Carefully go through the warehouses and the offer of your e-shop. Do you really need to offer all the products you are currently viewing and shopping for? In all variants? How many do you keep in stock? Is it worth it? Now is not the time to process orders on which you don't have a satisfactory margin, because inflation is probably adding to wages, which just reduces your final margin. Clicks also make it more expensive, we don't even need to mention energy, and all that just takes away from the final profit. Now the ant work makes sense, don't you think?
How to start inventory analysis?
We recommend an Excel spreadsheet that you create using values from your accounting system.
In the table, you should primarily have the product code, inventory status, turnover for the selected period, and most importantly, profit. We recommend adding the percentage change in turnover (inventory turnover), according to which we rank the table (from the smallest changes or vice versa). By this, we mean the change in sales of an individual product compared to the previous period, ideally in the same period last year.
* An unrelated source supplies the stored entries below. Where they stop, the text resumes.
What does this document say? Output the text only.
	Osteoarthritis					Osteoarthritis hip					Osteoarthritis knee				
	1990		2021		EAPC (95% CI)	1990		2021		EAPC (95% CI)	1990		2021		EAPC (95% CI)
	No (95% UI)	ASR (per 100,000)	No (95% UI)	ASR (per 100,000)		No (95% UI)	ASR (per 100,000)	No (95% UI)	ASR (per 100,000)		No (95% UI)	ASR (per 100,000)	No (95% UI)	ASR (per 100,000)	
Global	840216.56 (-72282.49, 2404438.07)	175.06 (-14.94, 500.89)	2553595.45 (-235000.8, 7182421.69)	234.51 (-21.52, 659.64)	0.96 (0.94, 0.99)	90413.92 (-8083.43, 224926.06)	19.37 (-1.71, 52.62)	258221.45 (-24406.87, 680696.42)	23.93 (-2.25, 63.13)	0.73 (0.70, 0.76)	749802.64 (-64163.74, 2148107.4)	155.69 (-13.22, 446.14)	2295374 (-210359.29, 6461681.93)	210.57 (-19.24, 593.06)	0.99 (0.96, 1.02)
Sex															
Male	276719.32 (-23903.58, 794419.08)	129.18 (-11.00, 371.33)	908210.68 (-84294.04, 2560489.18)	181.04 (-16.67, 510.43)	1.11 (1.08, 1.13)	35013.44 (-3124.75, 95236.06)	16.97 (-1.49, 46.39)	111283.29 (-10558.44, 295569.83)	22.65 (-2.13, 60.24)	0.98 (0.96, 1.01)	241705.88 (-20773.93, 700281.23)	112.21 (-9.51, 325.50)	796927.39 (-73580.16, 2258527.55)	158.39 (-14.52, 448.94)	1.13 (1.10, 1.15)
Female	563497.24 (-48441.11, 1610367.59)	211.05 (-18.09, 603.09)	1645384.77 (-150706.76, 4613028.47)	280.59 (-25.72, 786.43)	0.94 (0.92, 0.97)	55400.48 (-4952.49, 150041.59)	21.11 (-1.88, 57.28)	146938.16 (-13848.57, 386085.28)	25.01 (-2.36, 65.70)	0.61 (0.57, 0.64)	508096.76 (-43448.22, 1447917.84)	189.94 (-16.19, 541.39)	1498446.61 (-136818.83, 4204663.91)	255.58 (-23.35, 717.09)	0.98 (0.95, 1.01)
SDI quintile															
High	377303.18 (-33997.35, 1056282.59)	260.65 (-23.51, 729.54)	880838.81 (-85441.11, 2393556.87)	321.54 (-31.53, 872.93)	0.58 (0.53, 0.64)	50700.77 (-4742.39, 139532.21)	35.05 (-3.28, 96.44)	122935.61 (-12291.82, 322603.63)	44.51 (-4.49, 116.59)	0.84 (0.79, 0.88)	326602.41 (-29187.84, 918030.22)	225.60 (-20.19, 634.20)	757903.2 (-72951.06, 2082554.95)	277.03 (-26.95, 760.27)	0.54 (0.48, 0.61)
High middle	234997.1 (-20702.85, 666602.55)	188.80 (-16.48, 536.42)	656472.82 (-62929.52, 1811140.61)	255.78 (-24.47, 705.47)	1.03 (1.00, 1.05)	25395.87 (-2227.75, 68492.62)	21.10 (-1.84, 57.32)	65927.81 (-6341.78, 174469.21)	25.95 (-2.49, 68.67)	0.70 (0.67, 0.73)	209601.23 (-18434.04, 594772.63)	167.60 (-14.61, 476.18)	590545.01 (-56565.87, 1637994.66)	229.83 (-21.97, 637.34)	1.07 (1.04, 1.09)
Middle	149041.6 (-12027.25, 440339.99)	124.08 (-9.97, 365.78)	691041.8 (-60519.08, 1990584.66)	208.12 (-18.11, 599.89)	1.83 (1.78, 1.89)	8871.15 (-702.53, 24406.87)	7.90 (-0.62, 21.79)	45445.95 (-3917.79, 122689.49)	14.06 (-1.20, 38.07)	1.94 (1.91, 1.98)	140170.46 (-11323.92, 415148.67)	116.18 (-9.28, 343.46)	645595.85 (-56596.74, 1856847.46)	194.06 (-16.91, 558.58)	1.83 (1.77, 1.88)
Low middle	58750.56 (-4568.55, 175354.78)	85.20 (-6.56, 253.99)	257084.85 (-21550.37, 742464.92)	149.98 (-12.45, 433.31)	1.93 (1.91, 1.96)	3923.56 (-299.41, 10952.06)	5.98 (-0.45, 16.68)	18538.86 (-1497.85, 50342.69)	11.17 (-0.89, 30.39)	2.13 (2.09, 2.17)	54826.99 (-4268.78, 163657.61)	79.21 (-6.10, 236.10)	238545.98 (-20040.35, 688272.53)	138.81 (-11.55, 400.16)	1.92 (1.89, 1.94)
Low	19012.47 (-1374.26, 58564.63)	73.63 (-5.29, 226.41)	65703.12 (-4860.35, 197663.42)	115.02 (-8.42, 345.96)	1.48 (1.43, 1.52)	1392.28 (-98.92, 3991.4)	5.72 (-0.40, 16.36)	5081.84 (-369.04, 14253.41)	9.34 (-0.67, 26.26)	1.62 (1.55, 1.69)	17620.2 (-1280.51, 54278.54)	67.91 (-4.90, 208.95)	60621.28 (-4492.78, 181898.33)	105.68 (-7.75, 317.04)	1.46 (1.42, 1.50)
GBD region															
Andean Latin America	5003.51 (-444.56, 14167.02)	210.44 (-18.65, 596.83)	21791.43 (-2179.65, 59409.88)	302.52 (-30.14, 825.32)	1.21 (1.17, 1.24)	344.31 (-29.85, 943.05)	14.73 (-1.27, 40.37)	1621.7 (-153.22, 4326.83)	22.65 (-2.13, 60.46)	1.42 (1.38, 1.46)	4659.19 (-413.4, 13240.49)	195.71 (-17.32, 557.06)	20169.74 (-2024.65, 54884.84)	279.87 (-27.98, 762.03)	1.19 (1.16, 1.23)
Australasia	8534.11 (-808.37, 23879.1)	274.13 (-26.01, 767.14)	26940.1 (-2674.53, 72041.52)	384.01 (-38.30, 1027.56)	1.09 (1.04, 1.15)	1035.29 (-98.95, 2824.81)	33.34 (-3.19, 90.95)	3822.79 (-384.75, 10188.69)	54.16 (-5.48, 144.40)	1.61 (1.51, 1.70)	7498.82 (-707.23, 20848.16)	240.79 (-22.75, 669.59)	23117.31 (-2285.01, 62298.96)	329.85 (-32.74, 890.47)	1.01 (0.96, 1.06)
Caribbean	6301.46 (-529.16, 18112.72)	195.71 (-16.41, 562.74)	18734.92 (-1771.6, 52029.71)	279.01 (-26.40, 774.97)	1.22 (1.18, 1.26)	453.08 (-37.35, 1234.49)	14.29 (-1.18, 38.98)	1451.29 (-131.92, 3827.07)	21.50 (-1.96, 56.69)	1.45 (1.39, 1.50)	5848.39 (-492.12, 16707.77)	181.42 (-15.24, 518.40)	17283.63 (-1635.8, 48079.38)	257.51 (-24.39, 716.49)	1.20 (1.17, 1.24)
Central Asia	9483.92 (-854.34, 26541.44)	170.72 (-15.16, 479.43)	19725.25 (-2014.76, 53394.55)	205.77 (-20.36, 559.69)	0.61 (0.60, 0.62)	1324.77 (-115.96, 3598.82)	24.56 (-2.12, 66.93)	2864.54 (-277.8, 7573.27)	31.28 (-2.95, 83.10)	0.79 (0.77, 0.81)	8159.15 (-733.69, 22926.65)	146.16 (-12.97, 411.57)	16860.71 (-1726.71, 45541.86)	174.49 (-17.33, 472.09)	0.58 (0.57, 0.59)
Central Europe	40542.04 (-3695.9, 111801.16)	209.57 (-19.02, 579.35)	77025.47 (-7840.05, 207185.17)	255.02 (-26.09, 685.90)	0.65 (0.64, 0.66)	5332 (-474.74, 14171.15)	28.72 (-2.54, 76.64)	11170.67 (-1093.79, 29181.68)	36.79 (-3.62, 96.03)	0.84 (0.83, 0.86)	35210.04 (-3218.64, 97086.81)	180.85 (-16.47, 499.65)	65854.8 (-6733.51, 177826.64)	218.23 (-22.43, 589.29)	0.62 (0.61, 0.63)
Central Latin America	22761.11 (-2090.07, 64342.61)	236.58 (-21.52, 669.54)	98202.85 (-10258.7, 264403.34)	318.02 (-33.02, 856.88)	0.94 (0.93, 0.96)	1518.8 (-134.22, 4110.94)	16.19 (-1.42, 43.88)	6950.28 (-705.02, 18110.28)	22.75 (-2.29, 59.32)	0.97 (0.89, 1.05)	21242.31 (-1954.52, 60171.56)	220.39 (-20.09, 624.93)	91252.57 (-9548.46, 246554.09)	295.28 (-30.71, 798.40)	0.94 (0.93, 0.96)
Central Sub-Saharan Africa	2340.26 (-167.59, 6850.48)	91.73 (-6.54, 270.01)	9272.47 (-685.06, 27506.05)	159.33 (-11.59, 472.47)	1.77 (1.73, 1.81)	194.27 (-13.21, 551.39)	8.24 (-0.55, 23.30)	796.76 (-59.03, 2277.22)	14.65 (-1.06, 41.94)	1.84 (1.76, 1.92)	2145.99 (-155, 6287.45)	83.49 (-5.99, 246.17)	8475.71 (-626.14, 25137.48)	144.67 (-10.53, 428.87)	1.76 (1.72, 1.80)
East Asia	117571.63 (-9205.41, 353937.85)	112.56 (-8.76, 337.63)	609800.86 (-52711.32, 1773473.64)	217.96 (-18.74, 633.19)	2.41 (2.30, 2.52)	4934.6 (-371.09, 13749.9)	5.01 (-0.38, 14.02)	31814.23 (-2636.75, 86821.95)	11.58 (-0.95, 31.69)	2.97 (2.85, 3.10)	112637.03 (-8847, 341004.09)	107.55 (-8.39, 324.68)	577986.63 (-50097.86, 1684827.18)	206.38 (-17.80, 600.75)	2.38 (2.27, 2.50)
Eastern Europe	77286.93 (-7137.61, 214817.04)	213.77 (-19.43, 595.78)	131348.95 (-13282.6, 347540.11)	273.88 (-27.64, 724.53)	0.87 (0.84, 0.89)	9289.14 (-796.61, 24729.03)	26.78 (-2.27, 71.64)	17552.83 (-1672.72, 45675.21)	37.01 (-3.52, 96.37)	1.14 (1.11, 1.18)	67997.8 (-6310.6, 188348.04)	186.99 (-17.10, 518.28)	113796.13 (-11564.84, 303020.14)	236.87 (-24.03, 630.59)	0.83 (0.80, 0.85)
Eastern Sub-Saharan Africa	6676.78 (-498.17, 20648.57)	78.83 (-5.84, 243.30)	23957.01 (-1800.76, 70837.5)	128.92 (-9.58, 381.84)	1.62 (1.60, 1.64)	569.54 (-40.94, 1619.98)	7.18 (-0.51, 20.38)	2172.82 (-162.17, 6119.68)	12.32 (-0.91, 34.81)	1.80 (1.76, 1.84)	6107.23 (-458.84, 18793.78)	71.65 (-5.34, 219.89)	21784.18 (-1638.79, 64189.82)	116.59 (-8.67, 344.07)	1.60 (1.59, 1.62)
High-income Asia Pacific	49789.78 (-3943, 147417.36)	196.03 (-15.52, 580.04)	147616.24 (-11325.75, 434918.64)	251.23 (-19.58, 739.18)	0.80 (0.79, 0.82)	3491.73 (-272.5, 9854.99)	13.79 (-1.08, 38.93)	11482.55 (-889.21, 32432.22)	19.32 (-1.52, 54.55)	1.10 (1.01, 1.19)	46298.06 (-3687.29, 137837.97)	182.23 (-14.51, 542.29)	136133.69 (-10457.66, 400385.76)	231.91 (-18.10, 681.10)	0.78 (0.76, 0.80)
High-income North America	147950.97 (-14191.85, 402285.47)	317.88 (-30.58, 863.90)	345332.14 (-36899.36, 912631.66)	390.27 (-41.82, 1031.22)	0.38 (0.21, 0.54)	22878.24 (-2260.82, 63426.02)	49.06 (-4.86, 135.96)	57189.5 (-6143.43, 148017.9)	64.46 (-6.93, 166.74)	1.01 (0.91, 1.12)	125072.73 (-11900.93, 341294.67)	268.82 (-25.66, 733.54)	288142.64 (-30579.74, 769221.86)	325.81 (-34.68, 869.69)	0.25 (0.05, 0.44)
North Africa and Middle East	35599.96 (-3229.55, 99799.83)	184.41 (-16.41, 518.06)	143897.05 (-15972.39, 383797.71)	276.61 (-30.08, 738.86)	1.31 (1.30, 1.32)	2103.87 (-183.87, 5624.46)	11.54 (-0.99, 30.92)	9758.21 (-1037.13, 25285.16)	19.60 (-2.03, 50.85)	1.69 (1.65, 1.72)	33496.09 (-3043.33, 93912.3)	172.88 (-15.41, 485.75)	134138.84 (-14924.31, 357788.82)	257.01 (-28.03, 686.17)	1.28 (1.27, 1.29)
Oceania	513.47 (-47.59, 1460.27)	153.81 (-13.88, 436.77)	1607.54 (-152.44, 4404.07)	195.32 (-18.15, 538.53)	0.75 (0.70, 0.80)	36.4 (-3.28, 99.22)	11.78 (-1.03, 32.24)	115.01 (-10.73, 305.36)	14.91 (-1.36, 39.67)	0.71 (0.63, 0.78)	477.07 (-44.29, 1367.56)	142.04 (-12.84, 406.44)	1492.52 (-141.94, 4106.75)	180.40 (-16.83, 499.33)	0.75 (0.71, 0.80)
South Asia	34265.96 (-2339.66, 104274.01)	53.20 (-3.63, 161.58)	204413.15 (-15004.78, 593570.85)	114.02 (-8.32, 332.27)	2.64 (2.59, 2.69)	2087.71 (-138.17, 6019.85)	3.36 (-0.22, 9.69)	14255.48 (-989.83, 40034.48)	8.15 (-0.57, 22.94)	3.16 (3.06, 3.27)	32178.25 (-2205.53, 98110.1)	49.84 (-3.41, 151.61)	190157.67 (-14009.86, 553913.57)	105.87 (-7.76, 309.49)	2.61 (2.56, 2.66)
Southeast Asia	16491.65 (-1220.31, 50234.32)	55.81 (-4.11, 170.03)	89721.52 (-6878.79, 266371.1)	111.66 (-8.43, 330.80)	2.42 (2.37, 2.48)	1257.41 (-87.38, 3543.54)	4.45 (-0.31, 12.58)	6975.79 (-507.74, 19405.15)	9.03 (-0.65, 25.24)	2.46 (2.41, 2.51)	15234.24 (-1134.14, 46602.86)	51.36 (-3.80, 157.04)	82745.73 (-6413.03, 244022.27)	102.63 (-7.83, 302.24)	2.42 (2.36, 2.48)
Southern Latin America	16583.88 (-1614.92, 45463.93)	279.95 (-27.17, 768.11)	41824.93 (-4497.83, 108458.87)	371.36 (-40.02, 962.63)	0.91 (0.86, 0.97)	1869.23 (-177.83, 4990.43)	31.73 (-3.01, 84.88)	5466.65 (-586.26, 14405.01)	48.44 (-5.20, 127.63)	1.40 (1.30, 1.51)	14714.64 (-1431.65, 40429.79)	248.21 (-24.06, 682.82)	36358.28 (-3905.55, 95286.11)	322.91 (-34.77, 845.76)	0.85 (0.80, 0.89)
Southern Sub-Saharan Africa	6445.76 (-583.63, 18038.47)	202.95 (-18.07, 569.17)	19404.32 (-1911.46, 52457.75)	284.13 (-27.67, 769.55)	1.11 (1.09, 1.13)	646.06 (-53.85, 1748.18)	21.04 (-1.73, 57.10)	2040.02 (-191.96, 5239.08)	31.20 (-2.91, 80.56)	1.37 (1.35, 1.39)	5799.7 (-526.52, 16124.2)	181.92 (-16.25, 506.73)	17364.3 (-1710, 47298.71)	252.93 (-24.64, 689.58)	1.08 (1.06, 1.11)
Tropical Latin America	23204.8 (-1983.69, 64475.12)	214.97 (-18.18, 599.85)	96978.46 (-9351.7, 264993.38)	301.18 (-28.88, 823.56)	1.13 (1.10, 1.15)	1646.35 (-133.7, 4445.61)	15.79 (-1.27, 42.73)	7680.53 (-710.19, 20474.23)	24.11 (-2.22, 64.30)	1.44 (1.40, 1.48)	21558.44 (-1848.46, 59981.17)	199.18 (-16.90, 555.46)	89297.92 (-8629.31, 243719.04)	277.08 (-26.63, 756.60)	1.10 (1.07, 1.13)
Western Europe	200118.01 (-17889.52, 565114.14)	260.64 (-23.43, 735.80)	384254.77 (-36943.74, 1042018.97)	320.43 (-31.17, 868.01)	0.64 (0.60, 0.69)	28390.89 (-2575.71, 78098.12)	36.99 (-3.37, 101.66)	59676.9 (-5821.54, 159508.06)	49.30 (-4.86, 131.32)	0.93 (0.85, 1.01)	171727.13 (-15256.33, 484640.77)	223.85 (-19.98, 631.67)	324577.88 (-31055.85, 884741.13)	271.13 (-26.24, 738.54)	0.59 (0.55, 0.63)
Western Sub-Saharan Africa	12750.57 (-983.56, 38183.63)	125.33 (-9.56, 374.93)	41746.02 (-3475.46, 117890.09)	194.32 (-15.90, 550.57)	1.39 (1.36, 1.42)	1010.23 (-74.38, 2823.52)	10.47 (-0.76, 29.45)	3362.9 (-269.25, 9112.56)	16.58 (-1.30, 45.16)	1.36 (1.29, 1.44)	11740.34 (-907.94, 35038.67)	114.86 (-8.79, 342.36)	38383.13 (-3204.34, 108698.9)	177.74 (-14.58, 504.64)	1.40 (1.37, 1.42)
That way, you have in front of you the products that either move the most or the least (depending on the order of the values). It is also possible to use conditional formatting, thanks to which you will have a red colour for more dramatic changes, on the other hand, for products that sell the same or a hair better, you will have a green colour, for example.
Thanks to this smart table, especially if it is connected to current data, you have an overview of whether some products are sold more or less. If less, the price, lack of marketing care, or, for example, higher competition, may be to blame.
Now it's up to you how you handle the table. We recommend updating the table every week (connecting it to the database) and monitoring how sales develop - according to them, either stock more often and in smaller quantities, or, for example, sell out at a reduced price.
Note: thanks to this table, you can also very flexibly monitor changes in sales about your increased or decreased prices (so-called elasticity).
The risk associated with low inventory
Of course, it may happen that you don't hit the exact customer demand. Either there will be too much or too little of certain goods in stock. But that's okay, because thanks to the methods we mentioned above, you'll have a more accurate estimate. It is this estimate that will save you a lot of money even though you will not hit the exact demand in the short term and risk not having enough stock.
The goal is to reduce stocks to the necessary amount (safety stock), which you can turn around in a short time and turn into a profit.
- Stock up more often and in smaller batches (you will improve cashflow)
- Also, include in the margin the fixed costs of warehousing and handling products + the cost of capital (interest)
- Always base yourself on hard data, don't rely on feelings
- Beware of marketers not spending budget on products that do not make strategic sense
- Keep a higher amount of cash for any fluctuations in demand
- Don't borrow more than you have to - the bank is always happy to lend, but is it worth it?
- Have "A" products near packing areas (for fast order fulfilment)
- Automate processes wherever possible.